Another piece of information that shocked me while reading Masson and Szasz was that since those times there has not only been an association between abusive parents and husbands with psychiatrists, but another alliance between psychiatrists and the state. For instance, after escaping and publishing her book Rouy appealed the French Ministry of Justice. Yet the ministry sided the psychiatrists:

Our doctor who knows more about it than we do has the conviction that she is mad and we bow before his infallible science. [10]

The case of Hersilie Rouy was not the only one that Masson disclosed in his investigations, but the pattern is very similar: young women perfectly sane diagnosed as suffering from ‘moral insanity’ in spite of the fact that the doctors acknowledged that there wasn’t anything wrong with their intellects. This is why the condition was named folie lucide in France (literally, lucid madness).

Another curious psychiatric label for unmarried ladies of the high society that had fiancés of lower status—and here I cannot help reminding the film Titanic—was nymphomania.[11] In some cases these ladies were confined in their bloom of youth to be liberated old to homes for the aged. Following next I quote an excerpt from a letter of Dr. Massini to Dr. Binswanger to confine Julie La Roche to an insane asylum in Switzerland:

In mid-January she ran off from there, supposedly with her brother, but in fact with the adventurer von Smirnoff, and suddenly appeared in Basel, presenting him as her fiancé. Here of course the relationship was nor approved…

All of this leads me to conclude that Miss La Roche, who is otherwise a thoroughly lovable girl, is heading toward ‘moral insanity’, which makes medical supervision advisable… She will surely attempt to escape, perhaps at the least pretend to commit suicide. It will therefore be necessary to put her in charge of incorruptible guards who will watch over her very closely… I do not believe that Mr.

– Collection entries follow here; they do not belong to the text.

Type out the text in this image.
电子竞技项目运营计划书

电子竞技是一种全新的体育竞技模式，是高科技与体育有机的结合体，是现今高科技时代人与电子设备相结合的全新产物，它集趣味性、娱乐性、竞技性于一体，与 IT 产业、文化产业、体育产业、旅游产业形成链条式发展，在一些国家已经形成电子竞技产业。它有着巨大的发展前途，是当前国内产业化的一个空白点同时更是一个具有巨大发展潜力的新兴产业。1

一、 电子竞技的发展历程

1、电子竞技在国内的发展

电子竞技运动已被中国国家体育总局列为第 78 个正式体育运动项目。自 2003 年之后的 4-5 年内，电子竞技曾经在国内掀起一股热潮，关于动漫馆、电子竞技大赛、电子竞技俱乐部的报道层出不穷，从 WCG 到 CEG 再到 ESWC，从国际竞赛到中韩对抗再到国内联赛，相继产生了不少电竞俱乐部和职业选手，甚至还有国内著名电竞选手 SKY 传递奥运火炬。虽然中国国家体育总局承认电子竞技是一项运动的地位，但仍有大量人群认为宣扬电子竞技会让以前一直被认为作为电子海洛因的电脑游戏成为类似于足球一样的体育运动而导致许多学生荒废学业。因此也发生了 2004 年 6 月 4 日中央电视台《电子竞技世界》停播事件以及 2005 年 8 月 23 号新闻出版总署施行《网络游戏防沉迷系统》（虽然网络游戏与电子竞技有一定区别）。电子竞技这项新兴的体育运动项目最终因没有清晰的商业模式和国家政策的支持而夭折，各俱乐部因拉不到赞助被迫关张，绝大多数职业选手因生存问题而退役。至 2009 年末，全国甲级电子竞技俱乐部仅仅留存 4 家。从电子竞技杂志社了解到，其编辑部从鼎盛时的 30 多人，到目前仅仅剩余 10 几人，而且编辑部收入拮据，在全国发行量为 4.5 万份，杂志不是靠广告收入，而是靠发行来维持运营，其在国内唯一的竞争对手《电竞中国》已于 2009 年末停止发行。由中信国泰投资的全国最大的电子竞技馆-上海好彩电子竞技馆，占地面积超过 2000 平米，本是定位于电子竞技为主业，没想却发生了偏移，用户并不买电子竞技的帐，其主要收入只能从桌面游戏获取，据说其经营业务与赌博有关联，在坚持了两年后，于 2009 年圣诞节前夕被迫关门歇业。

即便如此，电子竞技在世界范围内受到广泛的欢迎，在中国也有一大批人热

La Roche ever mistreated his daughter. [12]

It could be thought that these are relics of a barbarian psychiatric past already surpassed that have nothing to do with our civilised age. This was La Roche’s testimony:

My father abused me in a terrible manner… after he had thrown a sharp object at my head with such force that my face was covered with blood, to which a deep wound testified. There are witnesses to all these events.

One day in Saarburg, where we returned after our marriage [with von Smirnoff], and where I had to remain in bed, we were surprised by the police and then by my father. Though sick, I was dragged off through storm and rain by Mr. La Roche [her father]. My marriage certificate, everything was in vain. With court transportation, I was taken to Kreuzlingen, which is a private insane asylum (as can be ascertained by looking it up in any directory). There, on the first day, I was diagnosed as melancholic and insane.[13]

Like Hersilie Rouy, La Roche managed to escape. Thanks to this she left us her testimony, originally published in the Swiss newspaper Thurgauer Tagblatt. And just as the Rouy case, the united psychiatrists faced the exposé. Julie La Roche never was vindicated before society. On the contrary: the newspaper where her testimony appeared had to publish a shameful recantation stating that La Roche suffered, in effect, from moral insanity.[14]

The labels of the 19th century were not always invented to cause stigma on second-class citizens, sometimes they were invented to avoid stigma in the favoured classes. For instance, when a daughter of a high-born family stole something and was arrested, a psychiatrist was asked to diagnose that the poor girl suffered from kleptomania, an illness which symptom was an uncontrollable compulsion to steal.[15] Thus the law was outwitted and the spoiled daughter could return home. But like the stigmatising labels, it’s notorious to see how authorities used to go into open-handed complicity with psychiatrists to avoid, or to cause, social stigma.

These diagnoses—‘drapetomania’, ‘dyasthesia Aethiopica’ and ‘anarchia’ for blacks (anarchia, the disease invented by the father of American psychiatry was applied for whites as well), and ‘folie lucide’, ‘nymphomania’ and ‘kleptomania’ for women—seem ludicrous nowadays. Values have changed so much that the essentially political character of the labels and the role of psychiatrists as agents of the system and the affluent classes is visible from every point of view.

However, regardless of the obscure technicalities of present-day labels, which makes more difficult for the layman to detect the trick, the situation at present continues to be basically the same. The concealed objective of psychiatry has always been control, especially control of the most vulnerable members in society. That this policy persisted in the 20th century can be heard from the cynical statements of Francis Braceland, who was president of the American Psychiatric Association during the hippie movement in the 1960s:

It is a feature of some illnesses that people do not have insight into the fact that they are sick. In short, sometimes it is necessary to protect them for a while from themselves… If a man brings his daughter to me from California because she is in manifest danger of falling into vice or in some way disgracing herself, he doesn’t expect me to let her loose in my hometown for that same thing to happen. [16]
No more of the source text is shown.